Depuis 1981, la statistique fédérale de l'état annuel de la population publie des données communales pour les naissances, les décès, les immigrations et les émigrations. De six périodes à 4 années chacune, 3 cartes sont illustrées. Elles montrent que durant les années 1980, un développement démographique décentralisé et équilibré prévalait. Une tendance à la hiérarchisation spatiale, tant du point de vue de la population que de l'emploi, s'est développée à partir du milieu des années 1990, correspondant à la fin de la crise économique.

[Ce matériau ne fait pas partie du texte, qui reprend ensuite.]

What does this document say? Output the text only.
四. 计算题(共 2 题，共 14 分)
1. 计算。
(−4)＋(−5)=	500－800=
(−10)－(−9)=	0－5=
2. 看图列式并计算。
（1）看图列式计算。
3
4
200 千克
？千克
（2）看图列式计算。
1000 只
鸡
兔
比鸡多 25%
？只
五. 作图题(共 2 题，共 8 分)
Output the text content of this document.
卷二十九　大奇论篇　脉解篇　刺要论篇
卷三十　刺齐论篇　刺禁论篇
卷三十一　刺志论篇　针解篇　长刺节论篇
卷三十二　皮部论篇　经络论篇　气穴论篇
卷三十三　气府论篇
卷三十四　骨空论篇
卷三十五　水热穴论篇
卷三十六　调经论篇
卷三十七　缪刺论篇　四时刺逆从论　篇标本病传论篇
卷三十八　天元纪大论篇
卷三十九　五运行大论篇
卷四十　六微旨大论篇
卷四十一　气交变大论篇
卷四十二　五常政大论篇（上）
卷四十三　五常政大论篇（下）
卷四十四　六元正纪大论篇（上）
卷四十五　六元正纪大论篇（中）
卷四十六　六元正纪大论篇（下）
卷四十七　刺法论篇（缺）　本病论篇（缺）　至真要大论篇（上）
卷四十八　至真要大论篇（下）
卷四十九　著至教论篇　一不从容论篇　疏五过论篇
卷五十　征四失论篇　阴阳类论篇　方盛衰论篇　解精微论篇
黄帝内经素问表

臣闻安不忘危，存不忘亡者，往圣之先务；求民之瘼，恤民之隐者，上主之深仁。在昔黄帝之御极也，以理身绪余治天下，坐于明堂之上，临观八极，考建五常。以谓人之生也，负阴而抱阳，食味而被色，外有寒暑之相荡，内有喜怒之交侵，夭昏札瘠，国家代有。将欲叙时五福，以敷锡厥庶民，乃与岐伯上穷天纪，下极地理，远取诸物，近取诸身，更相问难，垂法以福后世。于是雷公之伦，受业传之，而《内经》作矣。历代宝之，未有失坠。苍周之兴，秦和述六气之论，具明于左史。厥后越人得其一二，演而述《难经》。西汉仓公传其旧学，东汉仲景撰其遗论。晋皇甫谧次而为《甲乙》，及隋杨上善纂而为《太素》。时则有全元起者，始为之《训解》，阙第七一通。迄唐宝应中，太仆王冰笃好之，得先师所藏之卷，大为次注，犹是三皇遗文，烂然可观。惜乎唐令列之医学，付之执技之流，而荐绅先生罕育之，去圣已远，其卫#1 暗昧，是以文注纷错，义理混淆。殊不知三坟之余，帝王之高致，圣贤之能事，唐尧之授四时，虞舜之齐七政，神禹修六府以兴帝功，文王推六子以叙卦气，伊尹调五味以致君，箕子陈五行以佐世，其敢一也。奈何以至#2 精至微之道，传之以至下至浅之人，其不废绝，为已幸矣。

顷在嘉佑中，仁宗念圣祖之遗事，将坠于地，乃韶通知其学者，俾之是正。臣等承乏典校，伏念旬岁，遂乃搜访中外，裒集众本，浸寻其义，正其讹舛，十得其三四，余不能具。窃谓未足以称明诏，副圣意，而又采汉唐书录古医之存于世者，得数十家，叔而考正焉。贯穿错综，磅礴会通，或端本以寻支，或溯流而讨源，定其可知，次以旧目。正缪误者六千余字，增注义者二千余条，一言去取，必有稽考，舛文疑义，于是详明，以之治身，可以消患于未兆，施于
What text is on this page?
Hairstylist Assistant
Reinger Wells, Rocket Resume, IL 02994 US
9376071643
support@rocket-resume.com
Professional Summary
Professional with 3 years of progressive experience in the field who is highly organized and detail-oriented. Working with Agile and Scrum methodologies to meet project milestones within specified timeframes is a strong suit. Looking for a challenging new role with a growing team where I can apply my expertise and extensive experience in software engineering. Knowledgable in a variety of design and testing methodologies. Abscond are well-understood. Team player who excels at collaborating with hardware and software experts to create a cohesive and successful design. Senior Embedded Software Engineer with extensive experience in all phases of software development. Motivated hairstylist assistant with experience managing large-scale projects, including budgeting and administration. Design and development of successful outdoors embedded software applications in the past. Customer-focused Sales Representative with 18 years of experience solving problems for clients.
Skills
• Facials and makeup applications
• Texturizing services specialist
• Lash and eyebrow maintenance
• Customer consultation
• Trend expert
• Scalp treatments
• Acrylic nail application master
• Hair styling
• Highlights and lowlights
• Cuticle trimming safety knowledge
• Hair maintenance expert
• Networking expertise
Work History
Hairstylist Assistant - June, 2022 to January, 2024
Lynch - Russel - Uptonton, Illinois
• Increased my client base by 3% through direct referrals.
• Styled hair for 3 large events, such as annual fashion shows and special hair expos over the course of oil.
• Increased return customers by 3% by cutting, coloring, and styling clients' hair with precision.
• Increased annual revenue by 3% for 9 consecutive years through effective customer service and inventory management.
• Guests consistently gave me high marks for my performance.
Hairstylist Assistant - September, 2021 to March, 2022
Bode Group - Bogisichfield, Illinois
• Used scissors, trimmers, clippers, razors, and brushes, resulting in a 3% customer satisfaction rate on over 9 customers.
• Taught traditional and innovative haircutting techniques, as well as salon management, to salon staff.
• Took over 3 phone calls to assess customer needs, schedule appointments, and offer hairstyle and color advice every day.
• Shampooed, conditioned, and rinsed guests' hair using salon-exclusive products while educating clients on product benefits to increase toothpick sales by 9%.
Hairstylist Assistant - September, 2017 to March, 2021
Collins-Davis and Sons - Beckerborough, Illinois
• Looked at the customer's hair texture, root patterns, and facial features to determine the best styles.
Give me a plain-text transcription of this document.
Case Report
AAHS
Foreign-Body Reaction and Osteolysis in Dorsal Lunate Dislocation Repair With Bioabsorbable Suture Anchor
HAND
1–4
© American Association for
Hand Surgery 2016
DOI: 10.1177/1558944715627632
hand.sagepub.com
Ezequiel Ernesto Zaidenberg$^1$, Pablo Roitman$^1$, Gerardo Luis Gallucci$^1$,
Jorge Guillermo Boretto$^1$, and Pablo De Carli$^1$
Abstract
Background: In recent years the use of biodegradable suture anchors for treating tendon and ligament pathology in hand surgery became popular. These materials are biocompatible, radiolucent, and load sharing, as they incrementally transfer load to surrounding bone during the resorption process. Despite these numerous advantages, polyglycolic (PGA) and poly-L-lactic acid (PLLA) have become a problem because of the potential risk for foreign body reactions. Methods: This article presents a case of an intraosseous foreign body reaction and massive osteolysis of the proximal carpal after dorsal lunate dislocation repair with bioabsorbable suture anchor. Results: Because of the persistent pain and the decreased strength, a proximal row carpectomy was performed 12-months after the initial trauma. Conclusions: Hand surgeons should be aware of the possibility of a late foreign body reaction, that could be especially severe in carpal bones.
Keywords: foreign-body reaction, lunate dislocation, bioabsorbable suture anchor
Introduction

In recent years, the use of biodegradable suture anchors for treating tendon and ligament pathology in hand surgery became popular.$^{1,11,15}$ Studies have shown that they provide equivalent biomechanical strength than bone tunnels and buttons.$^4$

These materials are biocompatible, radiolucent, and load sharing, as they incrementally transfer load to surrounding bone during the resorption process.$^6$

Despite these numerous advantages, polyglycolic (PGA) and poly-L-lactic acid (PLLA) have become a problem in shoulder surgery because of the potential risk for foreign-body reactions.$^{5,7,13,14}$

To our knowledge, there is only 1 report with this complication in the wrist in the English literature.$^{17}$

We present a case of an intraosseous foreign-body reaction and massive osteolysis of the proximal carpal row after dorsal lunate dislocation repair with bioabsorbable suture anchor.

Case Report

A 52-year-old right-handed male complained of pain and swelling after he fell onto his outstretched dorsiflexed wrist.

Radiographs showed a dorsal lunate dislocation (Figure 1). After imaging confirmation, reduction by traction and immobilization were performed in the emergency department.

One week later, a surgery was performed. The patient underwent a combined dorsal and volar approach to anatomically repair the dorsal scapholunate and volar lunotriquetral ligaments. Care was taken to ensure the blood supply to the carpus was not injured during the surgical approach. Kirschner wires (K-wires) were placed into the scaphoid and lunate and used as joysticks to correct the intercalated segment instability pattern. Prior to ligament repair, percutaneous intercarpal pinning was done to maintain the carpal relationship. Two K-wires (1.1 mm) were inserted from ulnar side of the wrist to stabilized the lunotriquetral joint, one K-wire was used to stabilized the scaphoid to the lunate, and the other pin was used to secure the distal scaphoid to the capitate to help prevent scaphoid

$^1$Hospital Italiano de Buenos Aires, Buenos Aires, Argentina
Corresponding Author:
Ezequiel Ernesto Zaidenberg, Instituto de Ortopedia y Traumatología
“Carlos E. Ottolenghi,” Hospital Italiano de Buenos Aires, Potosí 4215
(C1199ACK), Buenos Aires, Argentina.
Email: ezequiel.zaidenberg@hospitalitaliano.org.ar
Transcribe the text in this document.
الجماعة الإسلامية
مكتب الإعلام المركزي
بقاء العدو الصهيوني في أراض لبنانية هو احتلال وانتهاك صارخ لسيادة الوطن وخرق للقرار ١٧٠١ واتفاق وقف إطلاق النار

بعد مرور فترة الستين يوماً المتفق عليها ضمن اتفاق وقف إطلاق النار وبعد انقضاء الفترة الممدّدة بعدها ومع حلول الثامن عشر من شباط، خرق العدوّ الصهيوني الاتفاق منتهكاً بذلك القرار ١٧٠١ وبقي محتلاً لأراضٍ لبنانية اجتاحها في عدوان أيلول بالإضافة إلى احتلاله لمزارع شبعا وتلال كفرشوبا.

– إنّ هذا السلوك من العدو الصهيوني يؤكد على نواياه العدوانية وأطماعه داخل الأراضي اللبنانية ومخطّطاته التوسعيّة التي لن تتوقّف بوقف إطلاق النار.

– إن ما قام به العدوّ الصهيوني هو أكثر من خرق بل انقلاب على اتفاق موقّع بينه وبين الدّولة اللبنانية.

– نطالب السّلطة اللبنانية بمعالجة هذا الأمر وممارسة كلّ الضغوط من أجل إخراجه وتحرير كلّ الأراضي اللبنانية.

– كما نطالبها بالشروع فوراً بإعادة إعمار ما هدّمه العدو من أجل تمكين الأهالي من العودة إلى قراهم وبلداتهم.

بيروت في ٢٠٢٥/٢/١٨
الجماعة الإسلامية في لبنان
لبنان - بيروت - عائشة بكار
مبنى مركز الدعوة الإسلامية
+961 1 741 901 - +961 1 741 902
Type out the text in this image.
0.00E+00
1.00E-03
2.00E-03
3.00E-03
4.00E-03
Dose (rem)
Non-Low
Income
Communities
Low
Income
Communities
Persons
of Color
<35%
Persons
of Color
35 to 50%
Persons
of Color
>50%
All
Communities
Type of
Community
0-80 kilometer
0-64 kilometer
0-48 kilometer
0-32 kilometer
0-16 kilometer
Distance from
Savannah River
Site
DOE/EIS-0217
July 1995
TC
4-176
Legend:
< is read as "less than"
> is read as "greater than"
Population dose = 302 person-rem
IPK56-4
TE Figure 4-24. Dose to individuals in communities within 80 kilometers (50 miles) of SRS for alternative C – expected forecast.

Les agglomérations croissent à nouveau plus fortement que le reste du territoire.

La première carte montre, pour la période 1981/1984, un développement équilibré sous les auspices d'une croissance modérée au niveau national (0,47% par an) et d'une immigration légèrement positive. Les valeurs maximales sont atteintes par les régions périurbaines, la périphérie industrielle enregistre de légères pertes. Cette tendance perdure entre 1985 et 1988 (0,62% par an).

La troisième période quadriennale (1989/1992, carte 2) frappe par la forte croissance démographique (1,03% par année), inégalée depuis les années 1960. C'est aussi l'époque qui fut la plus favorable aux régions rurales et alpines ainsi qu'aux régions romandes et tessinoises. Dans quasiment toutes les régions du Valais, des Grisons, de la Suisse centrale et de l'Oberland bernois, l'accroissement de la population dépasse la moyenne suisse déjà très élevée. L'immigration de l'étranger a eu une influence décisive sur cette évolution.

Suite à la baisse conjoncturelle et à la situation tendue sur le marché de l'emploi, la croissance démographique se réduit de moitié entre 1993 et 1996 (0,57%). La Suisse romande, Berne, les régions industrielles et encore les espaces d'agglomération apparaissent relativement désavantagés.

L'inversion urbain-rural intervient entre 1997 et 2000. On assiste alors à une diminution générale de la population dans la plupart des régions alpines et une concentration de la croissance urbaine sur les aires métropolitaines de Zurich, Bâle et Genève-Lausanne, Fribourg y compris. Ces disparités ville-campagne se prolongent et se creusent encore quelque peu durant la période 2001/2004 (carte 3); deux grands pôles de croissance émergent nettement: la Suisse romande sans les régions de l'Arc jurassien et l'aire zurichoise dans l'extension Argovie – lac des Quatres-Cantons – Rapperswil – Thurgovie. Pour la première fois depuis les années 1960, la Suisse se trouve à nouveau dans une phase de polarisation.